I am parsing HTML string using iTextSharp XMLWorker in my WPF application using the below code:
var css = "";
using (var htmlMS = new MemoryStream(System.Text.Encoding.UTF8.GetBytes(html)))
{
//Create a stream to read our CSS
using (var cssMS = new MemoryStream(System.Text.Encoding.UTF8.GetBytes(css)))
{
//Get an instance of the generic XMLWorker
var xmlWorker = XMLWorkerHelper.GetInstance();
//Parse our HTML using everything setup above
xmlWorker.ParseXHtml(writer, doc, htmlMS, cssMS, System.Text.Encoding.UTF8, fontProv);
}
}
The parsing works fine but it is really slow, it takes around 2 seconds to parse the HTML. So for a 50 page pdf, it takes around 2 minutes. I am using inline styling to in my HTML string. Is this the natural behaviour or it can be optimized?
The question is wrong in the sense that it suggests that the HTML parsing is slowing everything down. That's not true. The bottleneck occurs even before the first snippet of HTML is parsed.
You are using the most basic handful of lines of code to create your PDF from HTML as demonstrated in the ParseHtml example:
public void createPdf(String file) throws IOException, DocumentException {
// step 1
Document document = new Document();
// step 2
PdfWriter writer = PdfWriter.getInstance(document, new FileOutputStream(file));
// step 3
document.open();
// step 4
XMLWorkerHelper.getInstance().parseXHtml(writer, document,
new FileInputStream(HTML));
// step 5
document.close();
}
This code is simple, but it performs a lot of operations internally as explained in the comments of this other question: XMLWorkerHelper performance slow.
The act of registering font directories consumes plenty of time.
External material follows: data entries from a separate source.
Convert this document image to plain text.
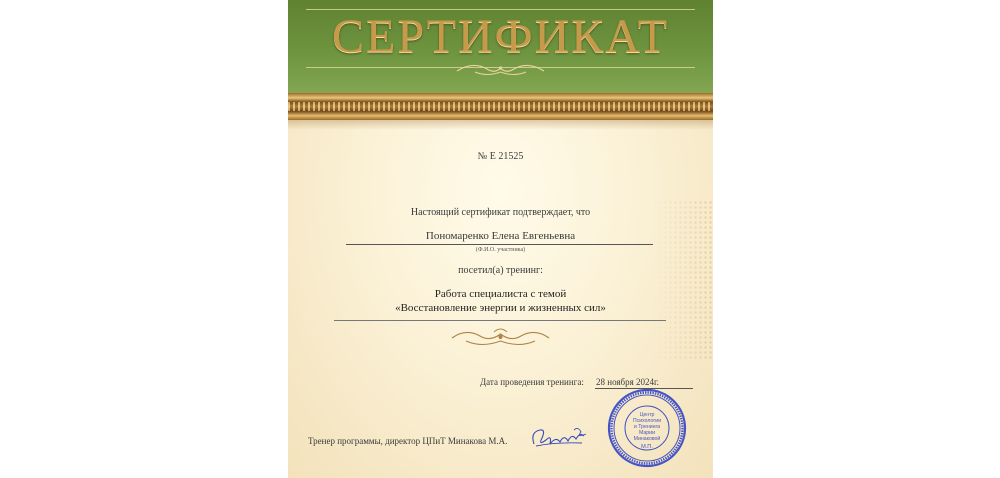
СЕРТИФИКАТ
№ Е 21525
Настоящий сертификат подтверждает, что
Пономаренко Елена Евгеньевна
(Ф.И.О. участника)
посетил(а) тренинг:
Работа специалиста с темой
«Восстановление энергии и жизненных сил»
Дата проведения тренинга: 28 ноября 2024г.
Тренер программы, директор ЦПиТ Минакова М.А.
Центр
Психологии
и Тренинга
Марии
Минаковой
М.П.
You can avoid this, by using your own FontProvider
as is done in the ParseHtmlFonts example.
public void createPdf(String file) throws IOException, DocumentException {
// step 1
Document document = new Document();
// step 2
PdfWriter writer = PdfWriter.getInstance(document, new FileOutputStream(file));
writer.setInitialLeading(12.5f);
// step 3
document.open();
// step 4
// CSS
CSSResolver cssResolver = new StyleAttrCSSResolver();
CssFile cssFile = XMLWorkerHelper.getCSS(new FileInputStream(CSS));
cssResolver.addCss(cssFile);
// HTML
XMLWorkerFontProvider fontProvider = new XMLWorkerFontProvider(XMLWorkerFontProvider.DONTLOOKFORFONTS);
fontProvider.register("resources/fonts/Cardo-Regular.ttf");
fontProvider.register("resources/fonts/Cardo-Bold.ttf");
fontProvider.register("resources/fonts/Cardo-Italic.ttf");
fontProvider.addFontSubstitute("lowagie", "cardo");
CssAppliers cssAppliers = new CssAppliersImpl(fontProvider);
HtmlPipelineContext htmlContext = new HtmlPipelineContext(cssAppliers);
htmlContext.setTagFactory(Tags.getHtmlTagProcessorFactory());
// Pipelines
PdfWriterPipeline pdf = new PdfWriterPipeline(document, writer);
HtmlPipeline html = new HtmlPipeline(htmlContext, pdf);
CssResolverPipeline css = new CssResolverPipeline(cssResolver, html);
// XML Worker
XMLWorker worker = new XMLWorker(css, true);
XMLParser p = new XMLParser(worker);
p.parse(new FileInputStream(HTML));
// step 5
document.close();
}
In this case, we instruct iText DONTLOOKFORFONTS, thus saving an enormous amount of time. Instead of having iText looking for fonts, we tell iText which fonts we're going to use in the HTML.